Theater students showcase their talents in the recurring Moorpark College ‘Student One Acts’


Ethan Pante (left) and Jeth Logrono (right) perform in “Twisted Trivia” on April 28, 2022. The “Student One Acts” took place in the Black Box Theatre of the Moorpark College Performing Arts Center. Photo credit: David Chavez

By Shahbano Raza

This spring, in the Black Box Theatre of Moorpark College’s Performing Arts Center, student performers graced the stage in a series of plays referred to as the “Student One Acts.”

Split into two sections, Bill A and Bill B, the “Student One Acts” featured one-act plays entirely written, directed and performed by Moorpark College students. Showcased from April 27 to May 7, these short plays were the culmination of months of hard work and effort put in by students and faculty members alike.

Moorpark College Theater Arts Professor Suzanne Fagan was the producer for this semester’s plays. Fagan expressed appreciation for these short but packed student-run performances.

“[The show] is a buffet of​ 10–15-minute stories that are rich in the world they have created,” Fagan said. “It really is such a fun night of theatre. [There are so] many different stories fully realized in one night.”

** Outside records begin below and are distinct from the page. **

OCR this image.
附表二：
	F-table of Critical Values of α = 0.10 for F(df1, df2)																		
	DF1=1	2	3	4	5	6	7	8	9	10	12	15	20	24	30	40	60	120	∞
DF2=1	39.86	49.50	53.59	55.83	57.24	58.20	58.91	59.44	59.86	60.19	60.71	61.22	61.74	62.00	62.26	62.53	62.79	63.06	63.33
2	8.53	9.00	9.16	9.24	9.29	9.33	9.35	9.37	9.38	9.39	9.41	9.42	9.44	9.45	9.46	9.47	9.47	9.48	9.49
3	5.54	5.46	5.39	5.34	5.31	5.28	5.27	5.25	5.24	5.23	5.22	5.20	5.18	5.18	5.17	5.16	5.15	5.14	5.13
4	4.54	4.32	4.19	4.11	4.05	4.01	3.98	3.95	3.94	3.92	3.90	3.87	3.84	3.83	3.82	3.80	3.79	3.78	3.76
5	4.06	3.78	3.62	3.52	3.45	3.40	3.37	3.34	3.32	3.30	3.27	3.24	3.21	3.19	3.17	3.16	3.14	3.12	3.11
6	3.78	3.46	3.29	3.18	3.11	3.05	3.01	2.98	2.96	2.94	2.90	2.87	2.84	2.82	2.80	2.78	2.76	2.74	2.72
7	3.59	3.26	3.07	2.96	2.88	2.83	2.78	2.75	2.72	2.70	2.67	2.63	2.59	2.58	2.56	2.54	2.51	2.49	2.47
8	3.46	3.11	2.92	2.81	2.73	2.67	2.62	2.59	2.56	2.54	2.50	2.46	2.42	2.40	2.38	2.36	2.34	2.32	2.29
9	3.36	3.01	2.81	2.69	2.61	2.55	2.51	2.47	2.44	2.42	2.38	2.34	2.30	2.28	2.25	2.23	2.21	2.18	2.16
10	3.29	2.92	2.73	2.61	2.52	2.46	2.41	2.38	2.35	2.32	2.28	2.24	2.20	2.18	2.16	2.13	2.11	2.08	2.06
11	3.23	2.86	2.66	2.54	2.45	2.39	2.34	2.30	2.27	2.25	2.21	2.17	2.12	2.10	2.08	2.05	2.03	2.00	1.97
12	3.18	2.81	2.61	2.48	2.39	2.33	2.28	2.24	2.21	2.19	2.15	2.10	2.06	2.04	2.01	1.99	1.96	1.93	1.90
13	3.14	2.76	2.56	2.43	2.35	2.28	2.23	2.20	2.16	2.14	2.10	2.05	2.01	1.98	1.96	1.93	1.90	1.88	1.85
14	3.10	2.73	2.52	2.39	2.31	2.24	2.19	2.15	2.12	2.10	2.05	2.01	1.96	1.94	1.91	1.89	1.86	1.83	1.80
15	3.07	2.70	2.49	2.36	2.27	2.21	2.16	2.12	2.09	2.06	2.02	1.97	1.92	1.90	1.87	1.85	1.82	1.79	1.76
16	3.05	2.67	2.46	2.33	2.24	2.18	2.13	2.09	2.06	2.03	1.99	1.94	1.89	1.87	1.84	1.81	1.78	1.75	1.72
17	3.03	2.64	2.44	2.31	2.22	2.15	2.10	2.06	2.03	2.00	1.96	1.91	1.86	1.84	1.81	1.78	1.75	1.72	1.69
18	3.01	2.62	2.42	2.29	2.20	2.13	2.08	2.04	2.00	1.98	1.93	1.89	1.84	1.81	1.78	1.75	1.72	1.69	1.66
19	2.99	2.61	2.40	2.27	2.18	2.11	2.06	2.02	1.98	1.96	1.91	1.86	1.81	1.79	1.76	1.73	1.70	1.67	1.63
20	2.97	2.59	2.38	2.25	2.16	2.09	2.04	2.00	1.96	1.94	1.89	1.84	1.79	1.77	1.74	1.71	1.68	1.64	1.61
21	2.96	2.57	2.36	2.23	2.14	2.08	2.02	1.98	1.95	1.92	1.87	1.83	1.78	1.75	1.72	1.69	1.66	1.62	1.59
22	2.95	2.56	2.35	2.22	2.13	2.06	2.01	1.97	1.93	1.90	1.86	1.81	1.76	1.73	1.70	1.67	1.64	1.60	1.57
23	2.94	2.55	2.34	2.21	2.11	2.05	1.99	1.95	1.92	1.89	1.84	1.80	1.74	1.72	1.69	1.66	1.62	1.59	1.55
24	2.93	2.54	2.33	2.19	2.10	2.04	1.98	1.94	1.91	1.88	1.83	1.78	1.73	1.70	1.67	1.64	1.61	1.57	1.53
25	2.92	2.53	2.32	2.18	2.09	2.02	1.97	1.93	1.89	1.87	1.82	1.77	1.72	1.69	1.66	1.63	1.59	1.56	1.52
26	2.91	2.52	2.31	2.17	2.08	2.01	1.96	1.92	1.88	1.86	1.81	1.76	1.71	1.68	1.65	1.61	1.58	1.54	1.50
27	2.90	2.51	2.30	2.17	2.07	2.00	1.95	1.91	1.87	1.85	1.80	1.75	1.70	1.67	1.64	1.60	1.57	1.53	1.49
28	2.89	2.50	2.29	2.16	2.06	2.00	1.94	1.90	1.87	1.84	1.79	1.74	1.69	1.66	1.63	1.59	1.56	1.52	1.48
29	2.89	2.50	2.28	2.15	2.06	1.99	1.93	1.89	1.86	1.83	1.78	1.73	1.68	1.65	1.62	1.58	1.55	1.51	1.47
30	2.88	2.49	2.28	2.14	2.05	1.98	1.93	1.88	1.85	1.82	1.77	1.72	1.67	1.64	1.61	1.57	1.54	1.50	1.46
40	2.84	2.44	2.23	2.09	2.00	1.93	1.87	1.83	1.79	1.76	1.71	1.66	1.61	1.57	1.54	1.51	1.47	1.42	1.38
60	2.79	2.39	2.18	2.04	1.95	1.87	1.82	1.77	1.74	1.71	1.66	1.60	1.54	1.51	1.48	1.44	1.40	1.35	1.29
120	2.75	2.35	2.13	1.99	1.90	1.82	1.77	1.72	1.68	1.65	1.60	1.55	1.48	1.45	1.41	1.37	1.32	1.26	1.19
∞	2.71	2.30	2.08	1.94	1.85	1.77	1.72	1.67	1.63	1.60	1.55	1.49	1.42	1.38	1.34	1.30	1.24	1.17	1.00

As a producer, Fagan was tasked with selecting the plays that were performed this semester. Fagan chose eight plays to be presented, offering audiences pieces that ranged from somber reflections on life tribulations to comedic outbursts of improvisation.

Kyle Kaplan, a theater major, was the assistant stage manager for the entire production and the director of “The Sky Isn’t Blue in America,” one of the show’s more solemn selections.

This was Kaplan’s first time directing a project of this magnitude, and he navigated the role through the collaborative spirit he fostered with his peers and his personal connection to the piece. The play highlights the hardship of the Jewish immigrant experience, and Kaplan, who is also Jewish, resonated with the script’s premise.

“I knew I was the only person that was capable of directing the play from a cultural standpoint,” Kaplan asserted. “But it’s also something that is very personal to me, and I really loved the play itself. After I read it, I was like, ‘I have to direct this.’”

Kaplan also got to act in this play, albeit unexpectedly. The lead actor of the play was unable to participate in the final performances, so Kaplan ended up taking the stage, despite having no lines memorized.

Students involved in the "Student One Acts" gathered together on stage after the performance on April 28, 2022. The "Student One Acts" took place in the Black Box Theatre of the Moorpark College Performing Arts Center.
Students involved in the “Student One Acts” gather on stage and answer questions from the audience after the performance on April 28, 2022. The “Student One Acts” took place in the Black Box Theatre of the Moorpark College Performing Arts Center. Photo credit: David Chavez

“It was an interesting thing being able to act with my actors,” Kaplan said. “That wasn’t something I was expecting to be able to do this semester, but it happened, so it was fun, definitely.”

Several students donned multiple hats throughout the performances. Biology major Jeth Logrono co-directed the play “Imitation” but also starred in “Twisted Trivia.”

“Twisted Trivia” offers a sadistically-rooted comedic experience filled with a hilariously gruesome series of twists and turns comprised of kidnapping, game show trivia and cannibalism.

Logrono’s character of the Assistant originally wasn’t even in the script but at Logrono’s request, the character was written in.

“In that show, I have my little moments every now and then where I get to steal the show,” Logrono said.

The audience erupted into laughter whenever the Assistant scampered across the stage, despite the character not having a single line. Logrono portrayed the comedic bizarreness of the Assistant solely through varying dramatic facial expressions and body movements.

“Suzanne likes to say there’s power in silence and stillness,” Logrono said. “But I was not still, just silent. And I still managed to create a lot of attention for myself, which is so cool.”

Other plays featured include “Everything is Fine,” a thought-provoking comparison of the COVID-19 pandemic and a zombie apocalypse, and “Plumbob,” a heart-wrenching commentary on the queer experience.

These performances and more demonstrated that the long-awaited return to in-person performances following the pandemic has been met with enthusiasm, especially by actors.

“There is nothing like being on a stage,” Kaplan said.